Creating Your Brand As A Dancer

Creating Your Brand As A Dancer

Or as a teacher, a studio, a company, a free lance group, a choreographer, a dance writer...I'm about half way through the book The Artist's Compass:
The Complete Guide to Building a Life and a Living in the Performing Arts by Rachel S. Moore.

Released May 3, 2016, it has three reviews on, all five stars. I will add mine when I've finished the book, but I want to write about it here first so I can say Get It Now!

Did I ever need this book thirty years ago! And you young dancers, even if still in High School, you need it now!

Your parents need to read it too!

Chock full of great advice from years of experience! From early dance training to joining a company, dealing with unions, agents and...sadly, injury, Ms. Moore went on to study and work in arts management. To quote her -

"While performing artists have many educational opportunities to perfect their craft, they are often on their own when it comes to learning the business skills necessary to launch their careers. At the end of the day, show business is, well, a business."

Click on the book to read the rest of the description and about Ms. Moore's fascinating bio!

As a retired dancer and now writer (working on a series of novels about a surfer girl in pointe shoes, more here) with a writing partner, I need this book now, too.

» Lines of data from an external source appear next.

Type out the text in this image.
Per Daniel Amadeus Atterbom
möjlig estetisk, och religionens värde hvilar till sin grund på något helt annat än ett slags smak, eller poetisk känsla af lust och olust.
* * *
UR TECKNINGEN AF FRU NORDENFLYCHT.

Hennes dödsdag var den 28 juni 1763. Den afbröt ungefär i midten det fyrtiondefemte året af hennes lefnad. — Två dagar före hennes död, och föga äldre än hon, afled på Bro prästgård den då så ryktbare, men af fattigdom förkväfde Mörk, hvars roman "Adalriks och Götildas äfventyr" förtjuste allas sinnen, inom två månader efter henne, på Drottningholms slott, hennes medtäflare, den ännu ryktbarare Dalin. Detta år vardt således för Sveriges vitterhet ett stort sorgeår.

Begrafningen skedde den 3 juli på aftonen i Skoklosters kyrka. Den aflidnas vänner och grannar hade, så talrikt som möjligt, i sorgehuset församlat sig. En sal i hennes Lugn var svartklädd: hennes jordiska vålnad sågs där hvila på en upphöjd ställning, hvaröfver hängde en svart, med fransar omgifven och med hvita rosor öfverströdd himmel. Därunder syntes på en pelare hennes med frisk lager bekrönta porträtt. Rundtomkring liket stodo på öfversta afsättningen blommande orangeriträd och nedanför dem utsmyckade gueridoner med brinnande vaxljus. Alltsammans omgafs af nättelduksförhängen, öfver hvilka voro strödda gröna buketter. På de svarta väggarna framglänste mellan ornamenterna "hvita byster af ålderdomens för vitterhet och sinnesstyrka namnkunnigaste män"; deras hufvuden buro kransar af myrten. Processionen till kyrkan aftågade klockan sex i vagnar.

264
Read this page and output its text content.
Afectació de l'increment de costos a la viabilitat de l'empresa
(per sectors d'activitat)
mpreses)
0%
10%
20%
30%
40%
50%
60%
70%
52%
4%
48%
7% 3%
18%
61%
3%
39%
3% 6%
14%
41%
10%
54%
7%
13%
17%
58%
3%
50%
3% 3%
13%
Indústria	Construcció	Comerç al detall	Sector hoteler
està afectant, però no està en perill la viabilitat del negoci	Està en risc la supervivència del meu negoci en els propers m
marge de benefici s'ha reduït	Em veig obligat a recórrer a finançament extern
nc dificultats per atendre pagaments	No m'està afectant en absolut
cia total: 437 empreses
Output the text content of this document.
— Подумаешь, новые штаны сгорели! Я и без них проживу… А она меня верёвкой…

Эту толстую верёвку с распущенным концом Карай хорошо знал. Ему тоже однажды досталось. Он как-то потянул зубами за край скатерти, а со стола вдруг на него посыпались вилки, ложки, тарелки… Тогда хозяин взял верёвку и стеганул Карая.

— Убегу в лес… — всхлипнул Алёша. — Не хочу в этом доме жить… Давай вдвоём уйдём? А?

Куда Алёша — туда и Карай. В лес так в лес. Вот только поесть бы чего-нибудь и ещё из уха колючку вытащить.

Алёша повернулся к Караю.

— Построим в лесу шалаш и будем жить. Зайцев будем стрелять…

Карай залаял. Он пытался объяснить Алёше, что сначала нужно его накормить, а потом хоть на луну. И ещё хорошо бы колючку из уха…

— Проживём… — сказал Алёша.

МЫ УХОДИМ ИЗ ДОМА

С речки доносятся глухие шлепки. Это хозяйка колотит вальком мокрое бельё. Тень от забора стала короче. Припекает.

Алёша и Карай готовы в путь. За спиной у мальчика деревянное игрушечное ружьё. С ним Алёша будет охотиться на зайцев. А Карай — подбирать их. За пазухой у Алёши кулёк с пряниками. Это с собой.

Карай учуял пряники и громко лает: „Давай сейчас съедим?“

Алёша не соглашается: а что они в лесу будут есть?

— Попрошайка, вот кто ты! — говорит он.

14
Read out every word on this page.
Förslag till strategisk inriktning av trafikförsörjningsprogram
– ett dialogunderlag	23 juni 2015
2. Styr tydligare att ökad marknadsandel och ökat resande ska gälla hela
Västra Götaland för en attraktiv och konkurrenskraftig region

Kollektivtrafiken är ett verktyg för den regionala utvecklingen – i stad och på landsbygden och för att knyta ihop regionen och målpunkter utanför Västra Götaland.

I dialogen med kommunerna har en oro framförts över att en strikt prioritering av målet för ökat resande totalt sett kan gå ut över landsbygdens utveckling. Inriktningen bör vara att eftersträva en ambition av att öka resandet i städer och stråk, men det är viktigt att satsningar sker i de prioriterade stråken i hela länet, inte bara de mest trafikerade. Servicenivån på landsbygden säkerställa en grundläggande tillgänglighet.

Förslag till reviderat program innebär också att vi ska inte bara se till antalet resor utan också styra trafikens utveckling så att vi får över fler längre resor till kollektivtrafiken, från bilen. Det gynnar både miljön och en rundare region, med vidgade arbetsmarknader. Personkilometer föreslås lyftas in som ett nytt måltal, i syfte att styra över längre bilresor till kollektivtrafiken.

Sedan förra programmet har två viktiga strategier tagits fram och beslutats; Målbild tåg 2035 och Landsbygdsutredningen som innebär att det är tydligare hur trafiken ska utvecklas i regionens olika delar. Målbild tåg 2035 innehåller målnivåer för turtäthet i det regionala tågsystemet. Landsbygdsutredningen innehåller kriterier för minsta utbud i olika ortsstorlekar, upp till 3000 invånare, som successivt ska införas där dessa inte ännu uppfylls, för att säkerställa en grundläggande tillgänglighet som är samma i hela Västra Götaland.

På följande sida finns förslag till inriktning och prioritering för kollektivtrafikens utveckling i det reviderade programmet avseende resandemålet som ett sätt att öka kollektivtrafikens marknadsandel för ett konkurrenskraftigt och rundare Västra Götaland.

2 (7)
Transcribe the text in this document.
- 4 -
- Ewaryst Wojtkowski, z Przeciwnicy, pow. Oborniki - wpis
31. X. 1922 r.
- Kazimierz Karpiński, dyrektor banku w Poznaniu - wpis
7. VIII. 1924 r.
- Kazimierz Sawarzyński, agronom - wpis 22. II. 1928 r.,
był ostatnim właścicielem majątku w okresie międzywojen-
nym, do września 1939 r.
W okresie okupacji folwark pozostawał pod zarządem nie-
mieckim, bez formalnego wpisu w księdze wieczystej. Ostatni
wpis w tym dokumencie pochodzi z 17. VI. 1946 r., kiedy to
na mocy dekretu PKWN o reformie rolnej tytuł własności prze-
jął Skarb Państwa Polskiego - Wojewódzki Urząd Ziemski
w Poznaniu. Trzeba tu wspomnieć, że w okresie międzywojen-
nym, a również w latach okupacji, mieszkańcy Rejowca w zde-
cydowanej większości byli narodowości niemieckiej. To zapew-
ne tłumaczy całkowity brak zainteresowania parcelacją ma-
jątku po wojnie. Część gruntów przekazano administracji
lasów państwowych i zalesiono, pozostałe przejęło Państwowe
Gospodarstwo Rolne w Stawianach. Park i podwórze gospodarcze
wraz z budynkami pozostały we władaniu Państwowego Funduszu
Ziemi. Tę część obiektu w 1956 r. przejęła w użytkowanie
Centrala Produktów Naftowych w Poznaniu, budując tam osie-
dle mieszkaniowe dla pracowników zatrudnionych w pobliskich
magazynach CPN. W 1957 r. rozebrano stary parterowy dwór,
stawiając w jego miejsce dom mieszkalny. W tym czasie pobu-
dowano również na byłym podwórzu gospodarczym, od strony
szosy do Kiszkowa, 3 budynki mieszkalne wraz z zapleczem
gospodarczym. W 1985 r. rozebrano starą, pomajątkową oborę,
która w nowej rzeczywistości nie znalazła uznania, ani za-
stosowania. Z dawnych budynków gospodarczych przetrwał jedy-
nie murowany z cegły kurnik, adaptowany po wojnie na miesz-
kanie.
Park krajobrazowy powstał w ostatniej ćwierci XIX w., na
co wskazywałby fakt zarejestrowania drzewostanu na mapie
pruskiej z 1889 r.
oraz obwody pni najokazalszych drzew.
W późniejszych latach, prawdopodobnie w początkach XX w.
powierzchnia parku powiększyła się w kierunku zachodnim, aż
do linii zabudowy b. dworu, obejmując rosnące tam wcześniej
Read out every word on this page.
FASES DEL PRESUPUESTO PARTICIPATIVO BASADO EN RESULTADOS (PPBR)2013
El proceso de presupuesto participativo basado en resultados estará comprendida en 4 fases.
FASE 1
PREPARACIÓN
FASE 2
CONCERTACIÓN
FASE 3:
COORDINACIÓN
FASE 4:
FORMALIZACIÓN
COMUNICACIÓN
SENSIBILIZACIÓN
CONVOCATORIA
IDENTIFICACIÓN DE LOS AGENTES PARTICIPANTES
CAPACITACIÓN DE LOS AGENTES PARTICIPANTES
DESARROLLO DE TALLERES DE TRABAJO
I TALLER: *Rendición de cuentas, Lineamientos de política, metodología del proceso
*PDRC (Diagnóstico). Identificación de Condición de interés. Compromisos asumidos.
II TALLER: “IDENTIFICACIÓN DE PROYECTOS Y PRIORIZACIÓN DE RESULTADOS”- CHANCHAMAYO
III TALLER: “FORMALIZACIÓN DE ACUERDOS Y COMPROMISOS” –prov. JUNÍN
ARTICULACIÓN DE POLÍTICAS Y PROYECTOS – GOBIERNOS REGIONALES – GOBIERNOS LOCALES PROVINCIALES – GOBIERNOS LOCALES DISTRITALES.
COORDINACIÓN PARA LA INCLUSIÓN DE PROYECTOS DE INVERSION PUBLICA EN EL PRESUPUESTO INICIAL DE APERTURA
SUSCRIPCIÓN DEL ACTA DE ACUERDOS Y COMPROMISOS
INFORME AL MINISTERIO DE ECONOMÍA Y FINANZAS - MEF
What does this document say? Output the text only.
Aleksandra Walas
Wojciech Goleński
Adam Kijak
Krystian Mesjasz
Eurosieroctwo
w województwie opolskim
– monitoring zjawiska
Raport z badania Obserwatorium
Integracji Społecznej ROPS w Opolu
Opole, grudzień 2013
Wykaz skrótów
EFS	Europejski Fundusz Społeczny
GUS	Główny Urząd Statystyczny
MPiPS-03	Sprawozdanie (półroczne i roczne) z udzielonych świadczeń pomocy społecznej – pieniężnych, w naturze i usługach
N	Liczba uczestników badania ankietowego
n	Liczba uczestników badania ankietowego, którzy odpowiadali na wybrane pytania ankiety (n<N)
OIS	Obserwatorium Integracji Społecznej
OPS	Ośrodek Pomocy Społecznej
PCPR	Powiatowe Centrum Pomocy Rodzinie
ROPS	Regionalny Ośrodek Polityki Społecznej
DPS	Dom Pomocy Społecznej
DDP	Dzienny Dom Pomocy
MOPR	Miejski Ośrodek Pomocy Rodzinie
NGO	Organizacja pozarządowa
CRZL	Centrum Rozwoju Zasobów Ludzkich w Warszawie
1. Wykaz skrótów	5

Learning all about Social Media and how to work it and apply it properly and generously every day is gruelling! When will there be time to write?

If I were still teaching I would feel the same way - when will I do those class plans? Choreograph? Take the girls to a pointe shoe fitting?

Not that I haven't been using social media for years, but no plotting and planning has been involved. 

This book is suitable for anyone who needs branding for any reason - peeps in the Fine Arts, film, writers...anything! 

I'll add more to this when I've finished it. Get yours!!